Accordingly, the littoral zone of the Nile Delta is both a synthetic assemblage of ecological and infrastructural systems as well as a membrane through which flows of materials, energy, people and information are intersecting and traversing. Consequently, the Nile Delta Estuary is a critical site for the investigation of how an array of global and local techno-natural circulatory networks are producing and modulating a manufactured coastline.
Project Description:
This project is based on the premise that estuarine zones, particularly when heavily urbanized, can be geographically conceptualized as exchange membranes for both biophysical and socio-cultural processes. The Nile River Delta is a hybrid landscape produced by hydrological processes of sedimentation and coastal erosion and is controlled by engineered structures for water management and coastal protection. As structures, sites of coastal protection works are supplemented by a range of other engineered structures (refer to diagram), facilitating different economic activities. As a membrane, the littoral zone is traversed by a confluence of regional and global exchange networks.

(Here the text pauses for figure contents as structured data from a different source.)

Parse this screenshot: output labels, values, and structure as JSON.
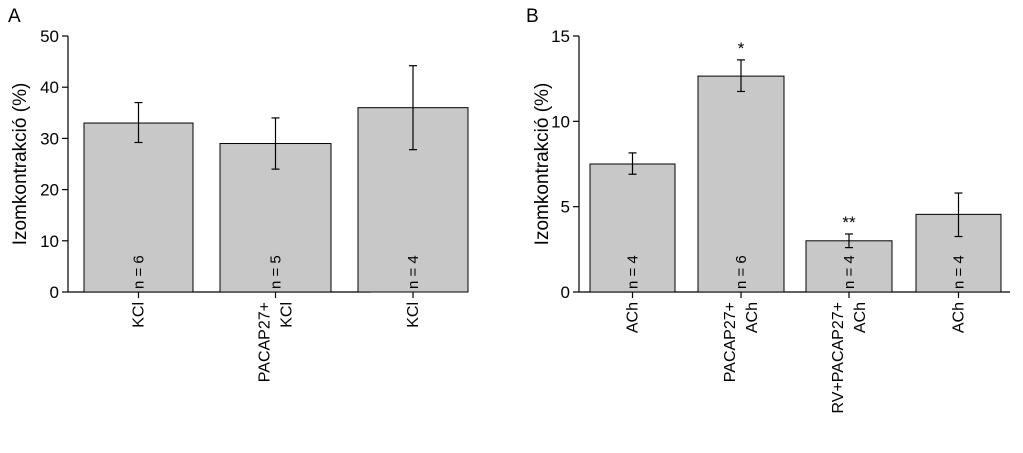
{
  "chart_data": [
    {
      "type": "bar",
      "panel_label": "A",
      "ylabel": "Izomkontrakció (%)",
      "ylim": [
        0,
        50
      ],
      "yticks": [
        0,
        10,
        20,
        30,
        40,
        50
      ],
      "categories": [
        [
          "KCl"
        ],
        [
          "PACAP27+",
          "KCl"
        ],
        [
          "KCl"
        ]
      ],
      "values": [
        33,
        29,
        36
      ],
      "errors": [
        [
          29.2,
          37.0
        ],
        [
          24.0,
          34.0
        ],
        [
          27.8,
          44.2
        ]
      ],
      "n_labels": [
        "n = 6",
        "n = 5",
        "n = 4"
      ],
      "significance": [
        "",
        "",
        ""
      ],
      "colors": {
        "bar": "#c8c8c8",
        "edge": "#000000"
      }
    },
    {
      "type": "bar",
      "panel_label": "B",
      "ylabel": "Izomkontrakció (%)",
      "ylim": [
        0,
        15
      ],
      "yticks": [
        0,
        5,
        10,
        15
      ],
      "categories": [
        [
          "ACh"
        ],
        [
          "PACAP27+",
          "ACh"
        ],
        [
          "RV+PACAP27+",
          "ACh"
        ],
        [
          "ACh"
        ]
      ],
      "values": [
        7.5,
        12.65,
        3.0,
        4.55
      ],
      "errors": [
        [
          6.9,
          8.15
        ],
        [
          11.75,
          13.6
        ],
        [
          2.6,
          3.4
        ],
        [
          3.25,
          5.8
        ]
      ],
      "n_labels": [
        "n = 4",
        "n = 6",
        "n = 4",
        "n = 4"
      ],
      "significance": [
        "",
        "*",
        "**",
        ""
      ],
      "colors": {
        "bar": "#c8c8c8",
        "edge": "#000000"
      }
    }
  ]
}
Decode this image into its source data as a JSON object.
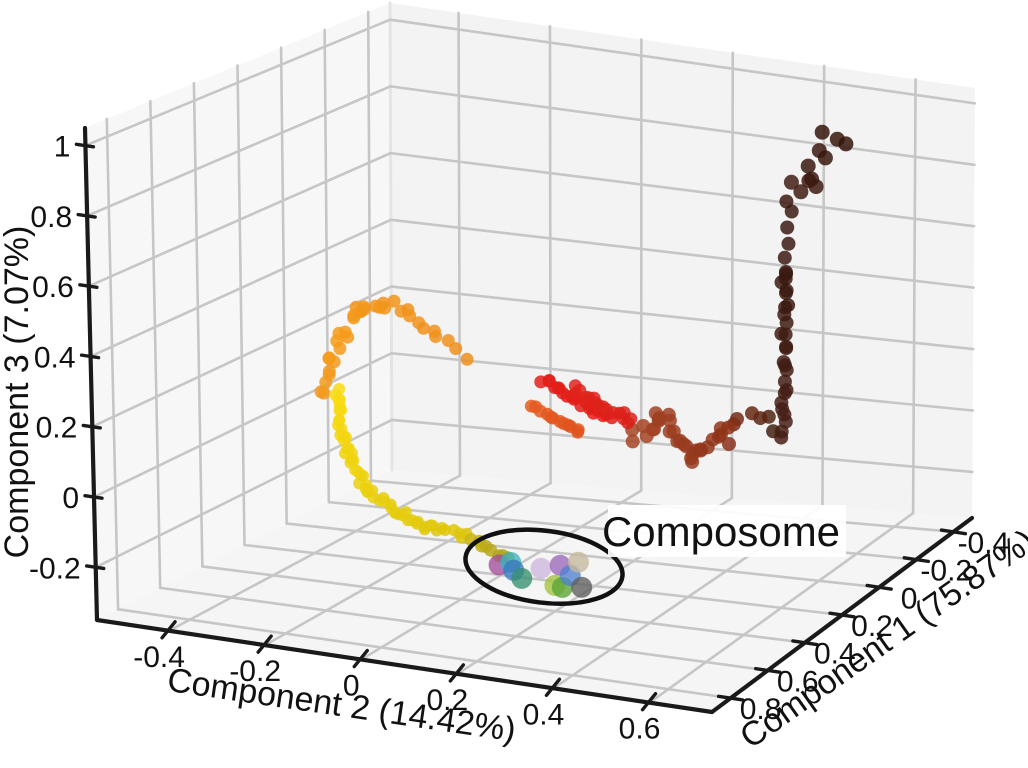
{
  "chart_data": {
    "type": "scatter",
    "projection": "3d",
    "title": "",
    "annotation": {
      "label": "Composome"
    },
    "axes": {
      "x": {
        "label": "Component 1 (75.87%)",
        "range": [
          -0.5,
          0.9
        ],
        "tick_labels": [
          "0.8",
          "0.6",
          "0.4",
          "0.2",
          "0",
          "-0.2",
          "-0.4"
        ],
        "tick_values": [
          0.8,
          0.6,
          0.4,
          0.2,
          0,
          -0.2,
          -0.4
        ]
      },
      "y": {
        "label": "Component 2 (14.42%)",
        "range": [
          -0.55,
          0.73
        ],
        "tick_labels": [
          "-0.4",
          "-0.2",
          "0",
          "0.2",
          "0.4",
          "0.6"
        ],
        "tick_values": [
          -0.4,
          -0.2,
          0,
          0.2,
          0.4,
          0.6
        ]
      },
      "z": {
        "label": "Component 3 (7.07%)",
        "range": [
          -0.35,
          1.05
        ],
        "tick_labels": [
          "1",
          "0.8",
          "0.6",
          "0.4",
          "0.2",
          "0",
          "-0.2"
        ],
        "tick_values": [
          1,
          0.8,
          0.6,
          0.4,
          0.2,
          0,
          -0.2
        ]
      }
    },
    "layout": {
      "grid": true,
      "background": "#ffffff",
      "pane_left": "#f7f7f7",
      "pane_right": "#f3f3f3",
      "pane_floor": "#f5f5f5",
      "grid_color": "#c6c6c6",
      "spine_color": "#1a1a1a",
      "pane_edge_color": "#e4e4e4"
    },
    "trajectory_segments": [
      {
        "name": "maroon-top-scatter",
        "n": 11,
        "radius": 7.5,
        "opacity": 0.85,
        "color_start": "#421d15",
        "color_end": "#331409",
        "jitter": [
          0.01,
          0.035,
          0.05
        ],
        "path": [
          [
            -0.29,
            0.44,
            0.7
          ],
          [
            -0.29,
            0.52,
            0.9
          ]
        ]
      },
      {
        "name": "maroon-column-upper",
        "n": 7,
        "radius": 7,
        "opacity": 0.85,
        "color_start": "#3c1a12",
        "color_end": "#3c1a12",
        "jitter": [
          0.005,
          0.01,
          0.02
        ],
        "path": [
          [
            -0.29,
            0.41,
            0.42
          ],
          [
            -0.29,
            0.415,
            0.68
          ]
        ]
      },
      {
        "name": "maroon-column",
        "n": 24,
        "radius": 7,
        "opacity": 0.85,
        "color_start": "#471f16",
        "color_end": "#39190f",
        "jitter": [
          0.004,
          0.008,
          0.012
        ],
        "path": [
          [
            -0.285,
            0.405,
            -0.05
          ],
          [
            -0.29,
            0.41,
            0.45
          ]
        ]
      },
      {
        "name": "maroon-sienna-bridge",
        "n": 7,
        "radius": 7,
        "opacity": 0.85,
        "color_start": "#44200f",
        "color_end": "#8a301b",
        "jitter": [
          0.01,
          0.01,
          0.015
        ],
        "path": [
          [
            -0.27,
            0.4,
            -0.02
          ],
          [
            0.05,
            0.47,
            0.13
          ],
          [
            0.36,
            0.56,
            0.17
          ]
        ]
      },
      {
        "name": "sienna-cluster",
        "n": 30,
        "radius": 7,
        "opacity": 0.85,
        "color_start": "#a64526",
        "color_end": "#8f3419",
        "jitter": [
          0.012,
          0.012,
          0.018
        ],
        "path": [
          [
            0.41,
            0.38,
            0.17
          ],
          [
            0.39,
            0.44,
            0.23
          ],
          [
            0.42,
            0.5,
            0.12
          ],
          [
            0.38,
            0.57,
            0.21
          ]
        ]
      },
      {
        "name": "red-streak-1",
        "n": 20,
        "radius": 6.5,
        "opacity": 0.85,
        "color_start": "#e41f1a",
        "color_end": "#df1d18",
        "jitter": [
          0.008,
          0.006,
          0.01
        ],
        "path": [
          [
            0.32,
            0.15,
            0.27
          ],
          [
            0.32,
            0.285,
            0.175
          ]
        ]
      },
      {
        "name": "red-streak-2",
        "n": 16,
        "radius": 6.5,
        "opacity": 0.85,
        "color_start": "#e0241c",
        "color_end": "#da2019",
        "jitter": [
          0.008,
          0.006,
          0.01
        ],
        "path": [
          [
            0.27,
            0.19,
            0.235
          ],
          [
            0.27,
            0.315,
            0.16
          ]
        ]
      },
      {
        "name": "orange-red-streak",
        "n": 12,
        "radius": 6.5,
        "opacity": 0.85,
        "color_start": "#e65c1f",
        "color_end": "#e0521c",
        "jitter": [
          0.008,
          0.006,
          0.01
        ],
        "path": [
          [
            0.36,
            0.14,
            0.21
          ],
          [
            0.36,
            0.245,
            0.145
          ]
        ]
      },
      {
        "name": "orange-left-tail",
        "n": 7,
        "radius": 6.5,
        "opacity": 0.85,
        "color_start": "#f29a20",
        "color_end": "#f29a20",
        "jitter": [
          0.006,
          0.008,
          0.012
        ],
        "path": [
          [
            0.33,
            -0.315,
            0.16
          ],
          [
            0.31,
            -0.305,
            0.26
          ]
        ]
      },
      {
        "name": "orange-arc",
        "n": 28,
        "radius": 6.5,
        "opacity": 0.85,
        "color_start": "#f59c1a",
        "color_end": "#ef8f1c",
        "jitter": [
          0.008,
          0.012,
          0.015
        ],
        "path": [
          [
            0.31,
            -0.3,
            0.26
          ],
          [
            0.33,
            -0.2,
            0.44
          ],
          [
            0.31,
            -0.03,
            0.31
          ]
        ]
      },
      {
        "name": "yellow-curve",
        "n": 58,
        "radius": 6,
        "opacity": 0.85,
        "color_start": "#f9db13",
        "color_end": "#ddc60c",
        "jitter": [
          0.006,
          0.008,
          0.01
        ],
        "path": [
          [
            0.37,
            -0.27,
            0.2
          ],
          [
            0.41,
            -0.19,
            -0.06
          ],
          [
            0.41,
            0.015,
            -0.165
          ]
        ]
      },
      {
        "name": "olive-entry",
        "n": 9,
        "radius": 6.5,
        "opacity": 0.85,
        "color_start": "#c9b414",
        "color_end": "#a89e1f",
        "jitter": [
          0.004,
          0.006,
          0.008
        ],
        "path": [
          [
            0.41,
            0.03,
            -0.175
          ],
          [
            0.41,
            0.115,
            -0.225
          ]
        ]
      }
    ],
    "composome_cluster": {
      "radius": 10.5,
      "opacity": 0.78,
      "points": [
        {
          "c1": 0.41,
          "c2": 0.086,
          "c3": -0.236,
          "color": "#a14e9b"
        },
        {
          "c1": 0.41,
          "c2": 0.111,
          "c3": -0.225,
          "color": "#3ab3c2"
        },
        {
          "c1": 0.41,
          "c2": 0.117,
          "c3": -0.246,
          "color": "#3b79c0"
        },
        {
          "c1": 0.41,
          "c2": 0.134,
          "c3": -0.266,
          "color": "#349070"
        },
        {
          "c1": 0.41,
          "c2": 0.175,
          "c3": -0.231,
          "color": "#cdb6de"
        },
        {
          "c1": 0.41,
          "c2": 0.216,
          "c3": -0.216,
          "color": "#9c68b8"
        },
        {
          "c1": 0.41,
          "c2": 0.204,
          "c3": -0.274,
          "color": "#a2c23c"
        },
        {
          "c1": 0.41,
          "c2": 0.22,
          "c3": -0.277,
          "color": "#5aa434"
        },
        {
          "c1": 0.41,
          "c2": 0.237,
          "c3": -0.241,
          "color": "#4f80d0"
        },
        {
          "c1": 0.41,
          "c2": 0.255,
          "c3": -0.201,
          "color": "#c4b79e"
        },
        {
          "c1": 0.41,
          "c2": 0.261,
          "c3": -0.27,
          "color": "#5e5e5e"
        }
      ],
      "ellipse_center": {
        "c1": 0.41,
        "c2": 0.173,
        "c3": -0.238
      }
    }
  }
}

The relationships between these flows and the Nile Delta’s engineered coastline are still unmapped.
The project’s overarching aim is to provide a common spatial platform in order to:
1. To understand how coastal engineering in the Nile Delta mediates hydrological processes of sedimentation and erosion to construct a synthetic coastline, and to examine the spatial implications/opportunities of these coastal protection works as infrastructural landscapes.
2. To investigate the professional and institutional context in charge of the construction, management, governance and use of engineered coastal works.
3. To explore the potentials of novel cartographic and diagrammatic representation practices to qualify the infrastructural landscapes of coastal protection as sites for critical spatial intervention.